Mardi. Il est 16 h 53 quand un tremblement de terre de magnitude 7 frappe Haïti. Avec un épicentre peu profond (à peine 10 km) et très proche de Port-au-Prince (environ 15 km), le séisme fait craindre à l'ambassadeur haïtien aux États-Unis « une catastrophe majeure » dans ce pays, le plus pauvre des Caraïbes. Selon un journaliste de l'AFP présent sur place, la secousse, très violente, a duré plus d'une minute, allant jusqu'à faire sauter les véhicules en pleine rue et faire s'effondrer de nombreux bâtiments publics. Alors que la nuit tombe sur la capitale haïtienne, la communauté internationale - notamment les États-Unis et la France - se prépare à acheminer l'aide de première urgence.

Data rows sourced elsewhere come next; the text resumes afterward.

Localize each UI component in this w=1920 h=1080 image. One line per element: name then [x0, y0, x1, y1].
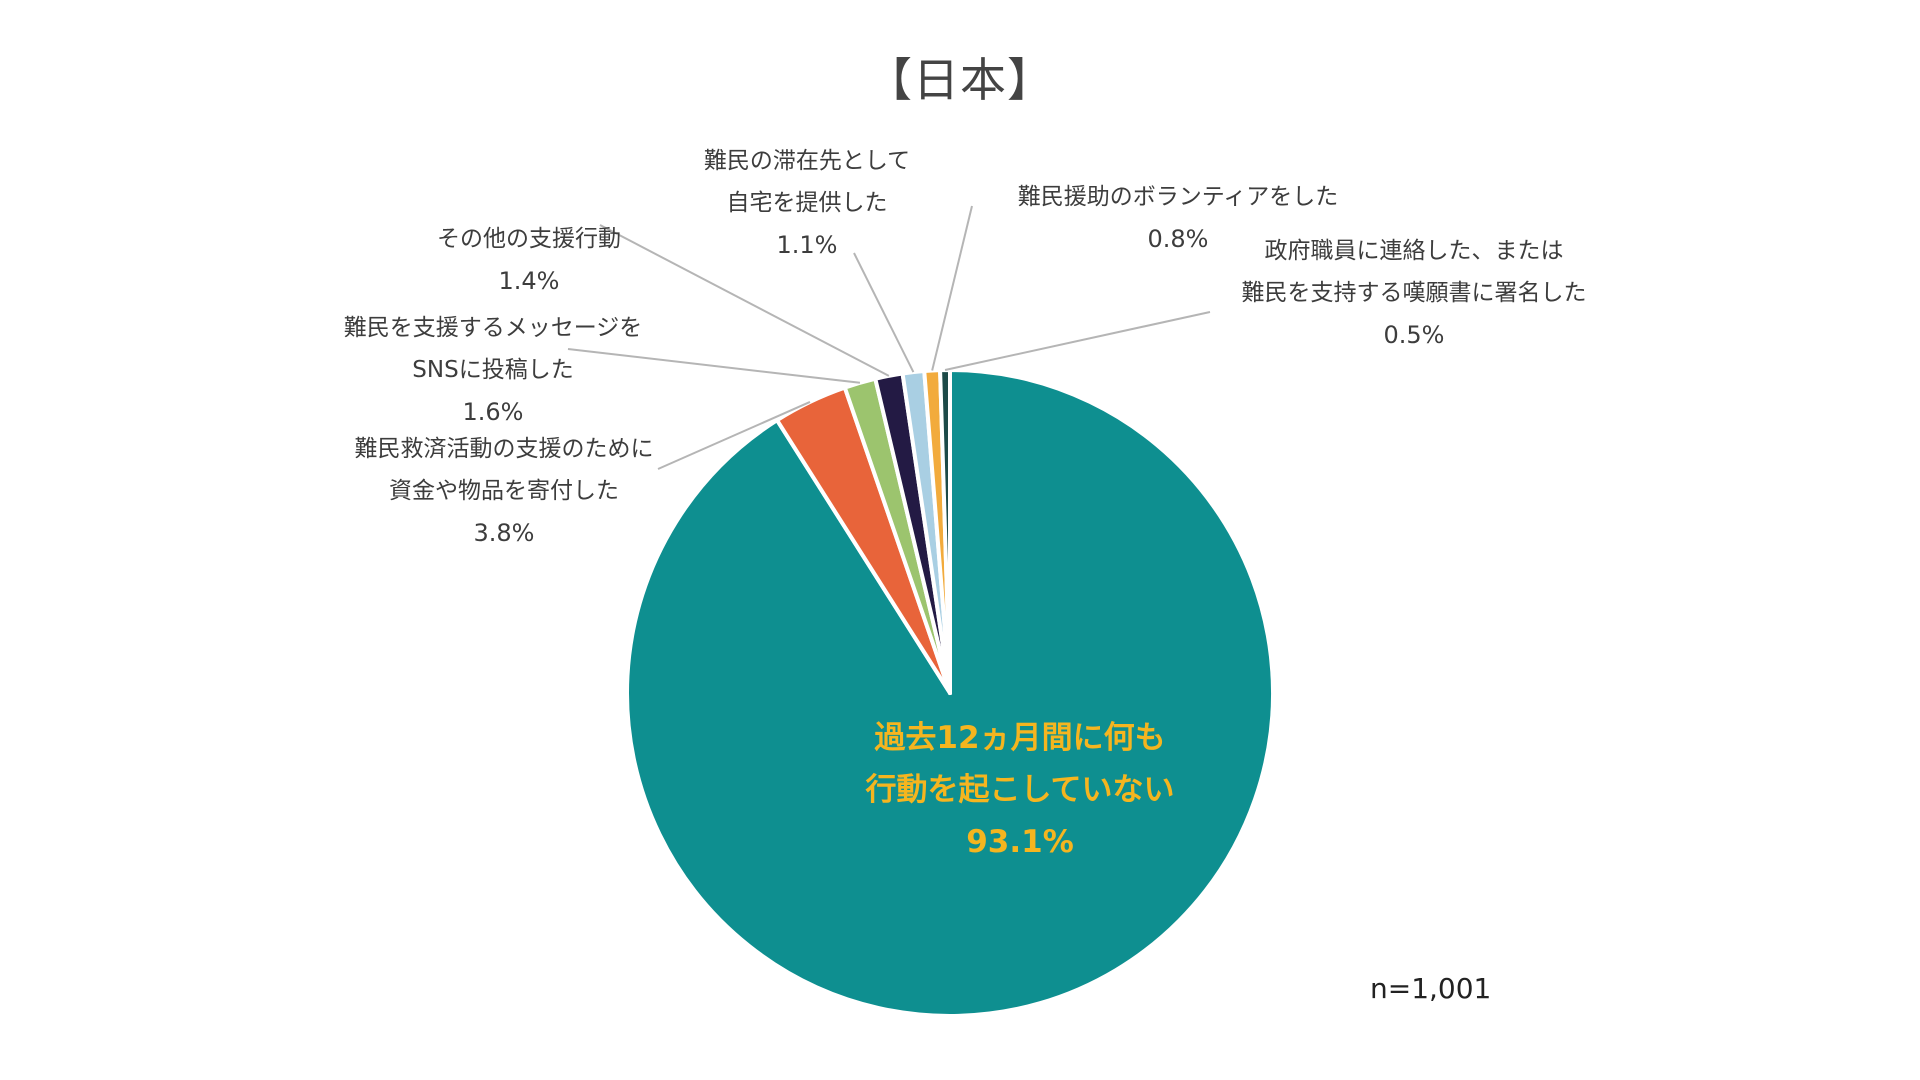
main-slice-label: 過去12ヵ月間に何も 行動を起こしていない 93.1% — [865, 712, 1174, 868]
leader-line — [657, 401, 811, 470]
sample-size: n=1,001 — [1370, 972, 1492, 1005]
leader-line — [944, 311, 1211, 372]
slice-label-sns: 難民を支援するメッセージを SNSに投稿した 1.6% — [344, 307, 643, 433]
slice-label-line: 難民の滞在先として — [703, 148, 911, 174]
slice-value: 0.8% — [1147, 225, 1209, 253]
slice-label-other: その他の支援行動 1.4% — [437, 218, 621, 302]
slice-label-petition: 政府職員に連絡した、または 難民を支持する嘆願書に署名した 0.5% — [1242, 230, 1587, 356]
chart-title: 【日本】 — [866, 53, 1054, 107]
leader-line — [599, 224, 890, 377]
slice-petition — [938, 367, 952, 695]
slice-label-line: SNSに投稿した — [412, 357, 574, 383]
slice-label-line: 難民を支持する嘆願書に署名した — [1241, 280, 1587, 306]
slice-label-line: 自宅を提供した — [726, 190, 888, 216]
main-slice-label-line-2: 行動を起こしていない — [865, 772, 1175, 808]
slice-value: 1.4% — [498, 267, 560, 295]
leader-line — [567, 348, 861, 384]
main-slice-label-line-1: 過去12ヵ月間に何も — [874, 720, 1166, 756]
slice-label-line: 難民を支援するメッセージを — [343, 315, 643, 341]
slice-value: 1.1% — [776, 231, 838, 259]
slice-value: 1.6% — [462, 398, 524, 426]
slice-value: 0.5% — [1383, 321, 1445, 349]
leader-line — [853, 252, 915, 373]
main-slice-value: 93.1% — [966, 824, 1074, 860]
slice-label-line: 難民援助のボランティアをした — [1017, 184, 1339, 210]
slice-label-line: 政府職員に連絡した、または — [1264, 238, 1564, 264]
slice-label-housing: 難民の滞在先として 自宅を提供した 1.1% — [704, 140, 910, 266]
slice-value: 3.8% — [473, 519, 535, 547]
slice-label-volunteer: 難民援助のボランティアをした 0.8% — [1018, 176, 1339, 260]
slice-label-donation: 難民救済活動の支援のために 資金や物品を寄付した 3.8% — [355, 428, 654, 554]
leader-line — [931, 205, 973, 371]
slice-label-line: 難民救済活動の支援のために — [354, 436, 654, 462]
slice-label-line: 資金や物品を寄付した — [389, 478, 619, 504]
slice-label-line: その他の支援行動 — [437, 226, 621, 252]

Mercredi. Privés d'eau, de courant et de moyens de communication (à part Internet), les habitants de Port-au-Prince prennent conscience de l'ampleur du désastre, en même temps que le reste du monde. Les rues sont jonchées de cadavres et de nombreux bâtiments - dont le palais présidentiel, le siège du gouvernement, la cathédrale et la prison centrale - se sont écroulés, coinçant des milliers de personnes sous les gravats. Quelque 200 personnes sont ainsi portées disparues sous les décombres d'un grand hôtel, Le Montana, et 200 autres sous ceux du quartier général de la Mission de stabilisation de l'Onu en Haïti (Minustah). Alors que le président René Préval redoute « des milliers de morts », l'ambassadeur haïtien à l'Organisation des États américains évoque des « dizaines de milliers de victimes » tandis que le Premier ministre, Jean-Max Bellerive, les estime à « plus de 100 000 ».